“Happy Ending” at Anacostia Playhouse is a really good time. This show is fun. It is really, really fun. It is laugh-out-loud, guffaw and snort fun. And that is a wonderful way to spend 90 minutes this summer—and forget about all the outrageous news bombarding us. For 90 minutes you can enter the slightly larcenous lives of domestics and sisters, Ellie (Jennifer Lee) and Vi (Krinessa Pinkett), who use their smarts to craft a living off of their employers, the Harrisons.
This show is…laugh-out-loud, guffaw and snort fun.
The show, written in 1965 by Douglas Turner Ward, an actor/director/playwright/and co-founder of the Negro Ensemble Company, concerns two sisters and their families living in Harlem in the early 1960s. As they acknowledge, they work long hard hours at very physical tasks and for really lousy pay; but they have become so entrenched in their employer’s life that they also have created a way to supplement their incomes through goods and services (they don’t stoop to anything as crude as stealing cash).
Often, when this show is produced, it is produced in tandem with “Day of Absence.” At the inspired remounting at the Anacostia Playhouse and All About the Drama Theatre Group, they chose instead to make a short film that opens the show and that sets the scene. The employers, the Harrisons, or more accurately, Mr. Harrison as Mrs. Harrison has no money in her own name, are deciding once again to divorce. This will negatively impact Vi and Ellie, and their families, including their mother and other relatives back home in North Carolina.
This is a light-hearted look at what the working poor have to do to survive. Ellie and Vi also provide an education to their nephew, Junie (Greg Watkins), looking for work that has dignity and will maintain his lifestyle as the best-dressed young black man around town. Through all the weeping and wailing they try to make Junie understand why this undignified job has them trying to figure out a way to keep the Harrisons’ together. During the last half hour when Arthur (Charles Harris), who is married to Ellie, comes home from his job and hears the news, the laughs fly even faster.
Through song and dance and reviewing all the stratagems they used to try to hold the Harrisons together, they desperately try to come up with a plan that will allow them to continue living the lifestyle they have become accustomed to. The Harrisons are so rich they have never noticed the extra food included in the bills or the clothing that disappears or the additions to the liquor orders, not to mention furniture, a pool (for their mom back in North Carolina), and whatever else they have managed to liberate.

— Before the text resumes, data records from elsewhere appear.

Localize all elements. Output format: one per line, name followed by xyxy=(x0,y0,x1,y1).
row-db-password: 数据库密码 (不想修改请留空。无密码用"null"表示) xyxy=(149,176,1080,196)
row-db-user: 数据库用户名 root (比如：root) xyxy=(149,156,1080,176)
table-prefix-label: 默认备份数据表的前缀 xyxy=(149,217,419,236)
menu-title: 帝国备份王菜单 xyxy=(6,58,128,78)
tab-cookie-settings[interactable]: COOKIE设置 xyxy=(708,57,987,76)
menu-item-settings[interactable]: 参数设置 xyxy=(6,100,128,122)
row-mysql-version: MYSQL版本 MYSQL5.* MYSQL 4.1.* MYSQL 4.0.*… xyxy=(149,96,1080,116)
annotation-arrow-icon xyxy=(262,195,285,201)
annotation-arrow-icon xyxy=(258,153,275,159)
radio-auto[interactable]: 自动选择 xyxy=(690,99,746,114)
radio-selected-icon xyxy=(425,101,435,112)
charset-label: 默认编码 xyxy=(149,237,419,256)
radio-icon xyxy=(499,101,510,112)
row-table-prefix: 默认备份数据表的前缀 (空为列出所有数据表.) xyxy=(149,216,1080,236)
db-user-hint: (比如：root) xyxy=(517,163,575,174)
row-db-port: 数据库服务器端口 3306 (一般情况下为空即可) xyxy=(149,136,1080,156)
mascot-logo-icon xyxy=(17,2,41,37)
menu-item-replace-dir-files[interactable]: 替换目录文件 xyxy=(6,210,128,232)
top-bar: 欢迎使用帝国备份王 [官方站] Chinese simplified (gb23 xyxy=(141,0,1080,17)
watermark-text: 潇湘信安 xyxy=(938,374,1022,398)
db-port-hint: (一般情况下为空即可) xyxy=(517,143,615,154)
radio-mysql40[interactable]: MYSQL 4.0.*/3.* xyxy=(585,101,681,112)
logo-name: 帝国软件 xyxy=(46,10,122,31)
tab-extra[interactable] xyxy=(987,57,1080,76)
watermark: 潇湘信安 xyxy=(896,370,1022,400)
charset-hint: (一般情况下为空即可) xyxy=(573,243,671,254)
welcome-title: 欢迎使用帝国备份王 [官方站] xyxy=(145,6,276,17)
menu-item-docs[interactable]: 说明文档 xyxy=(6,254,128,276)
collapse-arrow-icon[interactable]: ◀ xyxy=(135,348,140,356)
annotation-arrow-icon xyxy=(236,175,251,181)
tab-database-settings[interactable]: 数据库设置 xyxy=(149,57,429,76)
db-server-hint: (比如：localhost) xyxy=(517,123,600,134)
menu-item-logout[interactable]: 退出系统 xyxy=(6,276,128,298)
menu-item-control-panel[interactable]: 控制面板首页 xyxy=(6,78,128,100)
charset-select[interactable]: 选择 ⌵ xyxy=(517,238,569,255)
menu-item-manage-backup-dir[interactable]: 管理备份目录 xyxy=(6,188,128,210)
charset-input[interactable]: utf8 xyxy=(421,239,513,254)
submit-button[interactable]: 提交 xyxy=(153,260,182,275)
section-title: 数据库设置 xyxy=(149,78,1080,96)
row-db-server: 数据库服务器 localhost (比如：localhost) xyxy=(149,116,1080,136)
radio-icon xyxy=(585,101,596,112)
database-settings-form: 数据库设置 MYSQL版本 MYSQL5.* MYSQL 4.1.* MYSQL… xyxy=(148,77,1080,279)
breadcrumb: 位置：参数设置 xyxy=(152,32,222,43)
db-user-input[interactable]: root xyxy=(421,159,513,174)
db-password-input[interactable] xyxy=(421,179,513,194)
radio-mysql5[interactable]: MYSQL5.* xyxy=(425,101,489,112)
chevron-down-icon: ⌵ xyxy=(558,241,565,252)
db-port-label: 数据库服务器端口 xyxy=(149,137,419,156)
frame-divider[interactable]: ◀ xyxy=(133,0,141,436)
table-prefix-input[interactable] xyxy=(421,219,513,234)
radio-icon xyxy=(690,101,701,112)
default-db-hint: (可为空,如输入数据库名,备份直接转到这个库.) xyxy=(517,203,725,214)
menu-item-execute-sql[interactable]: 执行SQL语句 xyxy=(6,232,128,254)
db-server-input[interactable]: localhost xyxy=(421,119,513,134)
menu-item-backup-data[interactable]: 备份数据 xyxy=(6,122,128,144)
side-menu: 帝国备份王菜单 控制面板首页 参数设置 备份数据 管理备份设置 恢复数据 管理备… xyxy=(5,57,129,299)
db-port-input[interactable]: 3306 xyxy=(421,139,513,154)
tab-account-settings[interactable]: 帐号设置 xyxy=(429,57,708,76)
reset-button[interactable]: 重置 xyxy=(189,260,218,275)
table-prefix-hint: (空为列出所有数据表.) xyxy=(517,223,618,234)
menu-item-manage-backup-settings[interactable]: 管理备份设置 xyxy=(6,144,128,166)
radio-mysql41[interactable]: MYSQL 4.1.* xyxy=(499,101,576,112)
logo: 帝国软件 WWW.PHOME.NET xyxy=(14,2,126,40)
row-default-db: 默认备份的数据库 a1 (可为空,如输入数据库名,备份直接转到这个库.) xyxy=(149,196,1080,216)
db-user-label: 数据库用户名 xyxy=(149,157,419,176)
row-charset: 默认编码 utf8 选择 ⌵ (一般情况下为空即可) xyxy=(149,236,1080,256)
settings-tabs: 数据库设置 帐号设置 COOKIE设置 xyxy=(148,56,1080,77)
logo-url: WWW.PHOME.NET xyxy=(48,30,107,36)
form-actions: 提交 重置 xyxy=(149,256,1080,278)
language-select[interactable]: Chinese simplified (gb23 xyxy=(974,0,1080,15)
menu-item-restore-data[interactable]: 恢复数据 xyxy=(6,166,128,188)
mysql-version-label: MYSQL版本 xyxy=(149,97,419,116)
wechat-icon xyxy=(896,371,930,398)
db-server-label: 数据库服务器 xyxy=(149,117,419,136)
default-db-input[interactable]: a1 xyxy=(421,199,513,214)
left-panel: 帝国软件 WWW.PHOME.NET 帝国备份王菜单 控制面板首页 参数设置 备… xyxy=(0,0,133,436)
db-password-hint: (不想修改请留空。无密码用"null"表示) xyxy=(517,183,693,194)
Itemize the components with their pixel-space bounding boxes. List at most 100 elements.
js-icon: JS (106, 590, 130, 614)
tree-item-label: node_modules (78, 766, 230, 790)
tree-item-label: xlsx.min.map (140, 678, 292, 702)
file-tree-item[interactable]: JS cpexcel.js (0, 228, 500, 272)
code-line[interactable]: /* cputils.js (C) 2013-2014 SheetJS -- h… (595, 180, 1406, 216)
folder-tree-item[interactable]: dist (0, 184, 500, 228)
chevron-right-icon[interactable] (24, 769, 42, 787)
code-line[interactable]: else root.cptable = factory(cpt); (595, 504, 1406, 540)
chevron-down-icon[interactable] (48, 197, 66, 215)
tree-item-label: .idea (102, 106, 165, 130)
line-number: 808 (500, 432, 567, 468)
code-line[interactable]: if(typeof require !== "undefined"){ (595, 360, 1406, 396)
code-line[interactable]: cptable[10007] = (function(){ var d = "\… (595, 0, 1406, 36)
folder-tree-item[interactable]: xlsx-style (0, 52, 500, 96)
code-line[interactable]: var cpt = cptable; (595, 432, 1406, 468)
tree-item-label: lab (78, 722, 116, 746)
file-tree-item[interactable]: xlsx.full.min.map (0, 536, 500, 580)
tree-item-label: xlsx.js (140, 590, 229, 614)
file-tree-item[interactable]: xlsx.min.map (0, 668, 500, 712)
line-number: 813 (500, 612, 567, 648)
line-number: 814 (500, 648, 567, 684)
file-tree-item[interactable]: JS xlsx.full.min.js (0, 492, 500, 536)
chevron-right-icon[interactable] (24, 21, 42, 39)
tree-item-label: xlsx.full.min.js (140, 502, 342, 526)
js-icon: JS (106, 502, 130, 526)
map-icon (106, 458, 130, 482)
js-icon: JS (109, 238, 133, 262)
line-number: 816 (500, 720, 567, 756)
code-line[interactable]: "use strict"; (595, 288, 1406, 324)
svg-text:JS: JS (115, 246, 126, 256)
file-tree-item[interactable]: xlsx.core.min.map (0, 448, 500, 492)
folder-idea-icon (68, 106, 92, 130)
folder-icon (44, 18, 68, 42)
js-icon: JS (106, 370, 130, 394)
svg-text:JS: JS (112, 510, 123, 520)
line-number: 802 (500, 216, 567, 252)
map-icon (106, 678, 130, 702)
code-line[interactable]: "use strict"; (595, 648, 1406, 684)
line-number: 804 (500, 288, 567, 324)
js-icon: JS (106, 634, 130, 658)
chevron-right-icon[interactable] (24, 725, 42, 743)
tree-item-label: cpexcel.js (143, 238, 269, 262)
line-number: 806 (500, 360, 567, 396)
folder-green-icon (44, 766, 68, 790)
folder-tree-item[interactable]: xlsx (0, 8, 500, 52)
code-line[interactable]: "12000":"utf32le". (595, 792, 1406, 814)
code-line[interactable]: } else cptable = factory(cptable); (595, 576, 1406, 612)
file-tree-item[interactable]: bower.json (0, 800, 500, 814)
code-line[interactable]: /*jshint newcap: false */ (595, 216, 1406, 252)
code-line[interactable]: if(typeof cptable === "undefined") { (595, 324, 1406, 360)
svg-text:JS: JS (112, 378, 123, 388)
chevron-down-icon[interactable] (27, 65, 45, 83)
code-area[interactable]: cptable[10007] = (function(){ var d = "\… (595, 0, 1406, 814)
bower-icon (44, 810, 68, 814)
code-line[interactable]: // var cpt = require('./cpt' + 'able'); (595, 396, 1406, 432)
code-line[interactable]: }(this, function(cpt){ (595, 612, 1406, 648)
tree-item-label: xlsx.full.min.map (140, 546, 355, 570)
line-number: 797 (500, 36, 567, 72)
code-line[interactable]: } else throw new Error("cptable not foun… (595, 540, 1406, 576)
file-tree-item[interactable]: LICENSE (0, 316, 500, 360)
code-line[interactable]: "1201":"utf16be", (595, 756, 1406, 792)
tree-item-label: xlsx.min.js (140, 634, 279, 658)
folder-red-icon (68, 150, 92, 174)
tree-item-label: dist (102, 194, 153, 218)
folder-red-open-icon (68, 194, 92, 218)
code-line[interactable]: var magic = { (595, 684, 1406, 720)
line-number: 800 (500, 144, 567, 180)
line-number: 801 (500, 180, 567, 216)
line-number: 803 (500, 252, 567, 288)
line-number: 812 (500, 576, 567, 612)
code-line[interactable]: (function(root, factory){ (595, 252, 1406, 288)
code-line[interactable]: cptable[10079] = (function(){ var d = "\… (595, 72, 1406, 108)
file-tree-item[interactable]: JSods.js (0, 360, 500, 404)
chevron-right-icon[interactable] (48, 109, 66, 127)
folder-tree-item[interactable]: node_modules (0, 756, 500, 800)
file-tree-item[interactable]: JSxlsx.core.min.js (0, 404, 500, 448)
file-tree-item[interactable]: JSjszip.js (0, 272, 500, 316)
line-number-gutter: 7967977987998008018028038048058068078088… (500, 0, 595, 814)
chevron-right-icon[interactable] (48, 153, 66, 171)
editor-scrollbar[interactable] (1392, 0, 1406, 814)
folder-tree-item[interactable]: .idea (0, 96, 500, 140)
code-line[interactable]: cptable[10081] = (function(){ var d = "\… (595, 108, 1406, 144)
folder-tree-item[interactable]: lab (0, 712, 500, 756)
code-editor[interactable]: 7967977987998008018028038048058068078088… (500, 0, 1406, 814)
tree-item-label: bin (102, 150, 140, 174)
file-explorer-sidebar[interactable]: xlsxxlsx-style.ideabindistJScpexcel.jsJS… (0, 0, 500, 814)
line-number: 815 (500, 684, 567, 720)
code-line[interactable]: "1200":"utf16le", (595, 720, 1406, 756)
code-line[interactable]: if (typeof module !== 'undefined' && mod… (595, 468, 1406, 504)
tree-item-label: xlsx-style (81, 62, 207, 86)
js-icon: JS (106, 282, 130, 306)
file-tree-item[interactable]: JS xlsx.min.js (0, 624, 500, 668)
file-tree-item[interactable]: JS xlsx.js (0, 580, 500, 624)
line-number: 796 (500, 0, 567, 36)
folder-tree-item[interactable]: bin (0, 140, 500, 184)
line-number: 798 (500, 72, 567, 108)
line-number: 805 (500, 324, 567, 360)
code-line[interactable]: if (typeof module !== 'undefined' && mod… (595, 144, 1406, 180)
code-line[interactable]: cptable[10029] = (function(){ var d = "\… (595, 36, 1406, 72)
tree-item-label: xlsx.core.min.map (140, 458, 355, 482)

This is a talented craft having a whole lot of fun. And some of the fast fanning in the theatre wasn’t caused entirely by the warmth and humidity in the theatre—Greg Watkins (seen in the “Gospel at Colonus” by WSC Avant Bard) can seriously sing and dance. He is so limber and agile and exudes so much sheer joy in the power of a young man’s body you almost expect him to dance up the walls.
It is directed by Ella Davis who gives her cast full rein to cast up their eyes to heaven and pray and wail for some divine inspiration. Luqman Salim created the period costumes and the lighting/set/prop design was by P. Precious Porter; the period touches are perfect.
The pre-show projections are pictures of the lives—the daily moments and the momentous occasions—of African Americans, anonymous and famous. For anyone thinking to judge these ladies and their survival skills, it provides a crisp jolt of reality.
This is an inspired mounting of this show. This is well worth taking a short jaunt (about 20 minutes from Arlington, for example) to Anacostia and seeing what the Anacostia Playhouse is all about.
Running Time: About 90 minutes with no intermission.